Tuttavia recentemente ho scoperto che esiste un altro lavoro per cui è addirittura indispensabile la mia laurea. Con la recente istituzione dei licei musicali servono infatti insegnanti di Storia della Musica.
Ho fatto la domanda, sono entrata in graduatoria. Terza per la precisione. Il primo ha rifiutato, i secondo no. Cosa avevano i primi due più di me? Libri.
Un amico e collega mi ha detto che per acquisire punteggio in queste graduatorie servono pubblicazioni di libri ad argomento musicale. Io all’attivo non ho altro che un libro sui Queen pubblicato quando avevo 23 anni (e che, erroneamente, pensavo mi avesse fatta diventare una nuova scoperta del mondo editoriale). Stop. Se essere fan di Freddie Mercury mi avesse davvero aiutata nel mondo del lavoro più della laurea, avrebbe avuto un che di paradossale, il che trattandosi di me non mi avrebbe affatto stupito.

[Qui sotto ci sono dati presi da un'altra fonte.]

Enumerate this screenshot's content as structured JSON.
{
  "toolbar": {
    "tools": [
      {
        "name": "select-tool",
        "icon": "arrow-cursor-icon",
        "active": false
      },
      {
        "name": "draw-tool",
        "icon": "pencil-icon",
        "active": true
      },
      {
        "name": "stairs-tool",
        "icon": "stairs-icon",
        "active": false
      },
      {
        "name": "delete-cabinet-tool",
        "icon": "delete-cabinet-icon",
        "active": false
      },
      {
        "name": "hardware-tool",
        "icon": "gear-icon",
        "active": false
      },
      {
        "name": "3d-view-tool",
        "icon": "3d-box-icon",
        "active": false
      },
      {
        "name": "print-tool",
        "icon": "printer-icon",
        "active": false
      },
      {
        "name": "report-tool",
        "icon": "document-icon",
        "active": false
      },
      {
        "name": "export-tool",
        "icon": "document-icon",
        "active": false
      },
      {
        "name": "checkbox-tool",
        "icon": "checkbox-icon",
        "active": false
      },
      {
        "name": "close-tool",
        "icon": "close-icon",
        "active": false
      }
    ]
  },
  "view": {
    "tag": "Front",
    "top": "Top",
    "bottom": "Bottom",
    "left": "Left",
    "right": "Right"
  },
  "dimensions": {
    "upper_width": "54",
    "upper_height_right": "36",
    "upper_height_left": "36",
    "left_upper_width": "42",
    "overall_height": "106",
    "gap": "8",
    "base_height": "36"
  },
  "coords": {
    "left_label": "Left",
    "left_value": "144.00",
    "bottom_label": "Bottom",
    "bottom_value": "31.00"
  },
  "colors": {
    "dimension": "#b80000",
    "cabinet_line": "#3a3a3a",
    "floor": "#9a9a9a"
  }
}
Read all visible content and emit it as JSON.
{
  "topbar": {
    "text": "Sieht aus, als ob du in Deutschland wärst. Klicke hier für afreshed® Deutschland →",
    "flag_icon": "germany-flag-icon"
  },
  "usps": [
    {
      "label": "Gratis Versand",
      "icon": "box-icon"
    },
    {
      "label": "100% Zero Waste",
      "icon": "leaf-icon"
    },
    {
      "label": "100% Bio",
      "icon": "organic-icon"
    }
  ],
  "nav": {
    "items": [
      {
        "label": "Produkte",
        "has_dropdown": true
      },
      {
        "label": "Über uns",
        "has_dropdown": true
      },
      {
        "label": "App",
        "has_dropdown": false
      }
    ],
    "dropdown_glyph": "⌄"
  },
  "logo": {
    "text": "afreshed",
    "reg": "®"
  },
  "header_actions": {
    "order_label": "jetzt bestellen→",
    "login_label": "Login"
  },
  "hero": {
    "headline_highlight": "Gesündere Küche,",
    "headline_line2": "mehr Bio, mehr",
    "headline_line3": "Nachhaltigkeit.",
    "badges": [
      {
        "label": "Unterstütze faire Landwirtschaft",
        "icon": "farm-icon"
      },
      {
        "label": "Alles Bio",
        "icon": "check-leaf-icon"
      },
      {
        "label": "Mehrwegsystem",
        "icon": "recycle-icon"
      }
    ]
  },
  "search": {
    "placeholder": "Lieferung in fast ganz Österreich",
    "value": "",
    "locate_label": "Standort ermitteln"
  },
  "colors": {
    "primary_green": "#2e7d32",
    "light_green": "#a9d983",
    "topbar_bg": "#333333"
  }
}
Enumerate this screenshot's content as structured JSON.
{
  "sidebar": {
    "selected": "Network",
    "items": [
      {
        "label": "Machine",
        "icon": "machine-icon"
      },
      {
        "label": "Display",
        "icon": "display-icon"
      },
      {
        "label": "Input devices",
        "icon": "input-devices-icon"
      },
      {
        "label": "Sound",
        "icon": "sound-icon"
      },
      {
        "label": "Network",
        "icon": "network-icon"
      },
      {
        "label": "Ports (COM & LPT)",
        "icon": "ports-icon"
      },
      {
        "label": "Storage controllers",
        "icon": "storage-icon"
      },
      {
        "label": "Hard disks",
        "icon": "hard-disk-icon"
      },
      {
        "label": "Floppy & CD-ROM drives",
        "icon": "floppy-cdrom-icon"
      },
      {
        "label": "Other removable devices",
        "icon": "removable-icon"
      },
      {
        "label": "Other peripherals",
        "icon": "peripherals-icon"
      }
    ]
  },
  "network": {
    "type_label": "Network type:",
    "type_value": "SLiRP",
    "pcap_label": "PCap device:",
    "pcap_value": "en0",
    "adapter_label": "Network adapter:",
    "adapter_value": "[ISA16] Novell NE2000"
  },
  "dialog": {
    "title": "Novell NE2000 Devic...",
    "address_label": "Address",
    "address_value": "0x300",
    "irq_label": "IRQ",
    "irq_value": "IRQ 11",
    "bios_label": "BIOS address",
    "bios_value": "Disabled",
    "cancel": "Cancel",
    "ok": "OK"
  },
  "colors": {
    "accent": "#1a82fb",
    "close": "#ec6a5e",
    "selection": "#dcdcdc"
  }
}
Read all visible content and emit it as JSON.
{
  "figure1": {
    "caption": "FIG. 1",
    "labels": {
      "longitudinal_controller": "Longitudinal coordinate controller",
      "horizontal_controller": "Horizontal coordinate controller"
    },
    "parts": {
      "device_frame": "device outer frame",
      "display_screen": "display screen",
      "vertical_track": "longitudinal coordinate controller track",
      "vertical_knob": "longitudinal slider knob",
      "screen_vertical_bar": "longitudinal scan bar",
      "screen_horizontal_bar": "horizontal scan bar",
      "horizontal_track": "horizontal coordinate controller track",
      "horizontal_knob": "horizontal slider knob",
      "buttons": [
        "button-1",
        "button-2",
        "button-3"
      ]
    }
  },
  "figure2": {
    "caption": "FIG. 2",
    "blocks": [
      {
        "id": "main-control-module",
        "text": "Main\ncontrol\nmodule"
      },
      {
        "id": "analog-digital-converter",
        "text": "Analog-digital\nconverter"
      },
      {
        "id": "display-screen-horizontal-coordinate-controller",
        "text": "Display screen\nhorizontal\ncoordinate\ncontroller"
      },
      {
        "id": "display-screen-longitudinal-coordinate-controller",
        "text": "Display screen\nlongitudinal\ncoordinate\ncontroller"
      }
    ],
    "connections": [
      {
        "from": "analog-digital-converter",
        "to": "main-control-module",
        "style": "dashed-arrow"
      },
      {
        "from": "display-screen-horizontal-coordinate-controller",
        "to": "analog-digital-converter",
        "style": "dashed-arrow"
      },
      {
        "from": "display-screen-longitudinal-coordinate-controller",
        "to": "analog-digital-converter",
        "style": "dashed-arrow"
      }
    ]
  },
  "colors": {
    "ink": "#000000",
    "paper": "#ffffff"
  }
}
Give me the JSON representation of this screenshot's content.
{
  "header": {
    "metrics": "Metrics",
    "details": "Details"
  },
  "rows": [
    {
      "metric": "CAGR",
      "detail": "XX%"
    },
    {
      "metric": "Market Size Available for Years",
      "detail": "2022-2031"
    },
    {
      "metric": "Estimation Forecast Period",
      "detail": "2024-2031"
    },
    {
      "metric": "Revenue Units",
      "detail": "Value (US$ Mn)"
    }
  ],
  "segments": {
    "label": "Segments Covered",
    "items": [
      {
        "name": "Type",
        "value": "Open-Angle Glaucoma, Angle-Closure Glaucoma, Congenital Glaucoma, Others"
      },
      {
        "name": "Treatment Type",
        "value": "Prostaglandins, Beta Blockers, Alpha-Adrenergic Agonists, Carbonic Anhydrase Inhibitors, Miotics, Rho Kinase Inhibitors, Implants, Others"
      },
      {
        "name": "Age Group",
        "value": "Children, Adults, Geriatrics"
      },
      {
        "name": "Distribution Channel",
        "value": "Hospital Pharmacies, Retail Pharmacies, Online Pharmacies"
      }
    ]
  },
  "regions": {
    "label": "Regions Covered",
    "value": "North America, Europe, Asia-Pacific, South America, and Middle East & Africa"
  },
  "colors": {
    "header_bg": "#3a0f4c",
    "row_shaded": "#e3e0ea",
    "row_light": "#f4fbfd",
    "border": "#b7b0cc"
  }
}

Quando l’ho comunicato a mia mamma, lei ha sentenziato “Beh, che problema c’è? Scrivi un libro!”. L’ha detto così, come se fosse la cosa più semplice del mondo.
Intendiamoci, io amo scrivere e adoro i libri, ma trovare l’ispirazione non è cosa da poco. Poi per me il difficile è farsi venire un’idea seria, ho solo in mente romanzi surreali o saggi psico-filosofici, completamente inutili allo scopo. Cercate di capirmi però, mi ci vedreste a scrivere un tomo sul leit-motiv wagneriano o qualcosa dal titolo antisonante tipo “L’iconografia musicale nei dipinti trecenteschi dell’alta Baviera”?. Mhm.

Però, oggi mi sono concessa una passeggiata di un’ora nella neve per raggiungere un negozio di libri usati (il che, a mio avviso, in termini di dipendenza è l’equivalente letterario del fumatore che esce alle 3 di notte per comprare le sigarette) e ciò deve avermi giovato perché ho partorito non una, ma ben due idee che potrebbero avere un senso.

Che io diventi la Sophie Kinsella della saggistica musicale?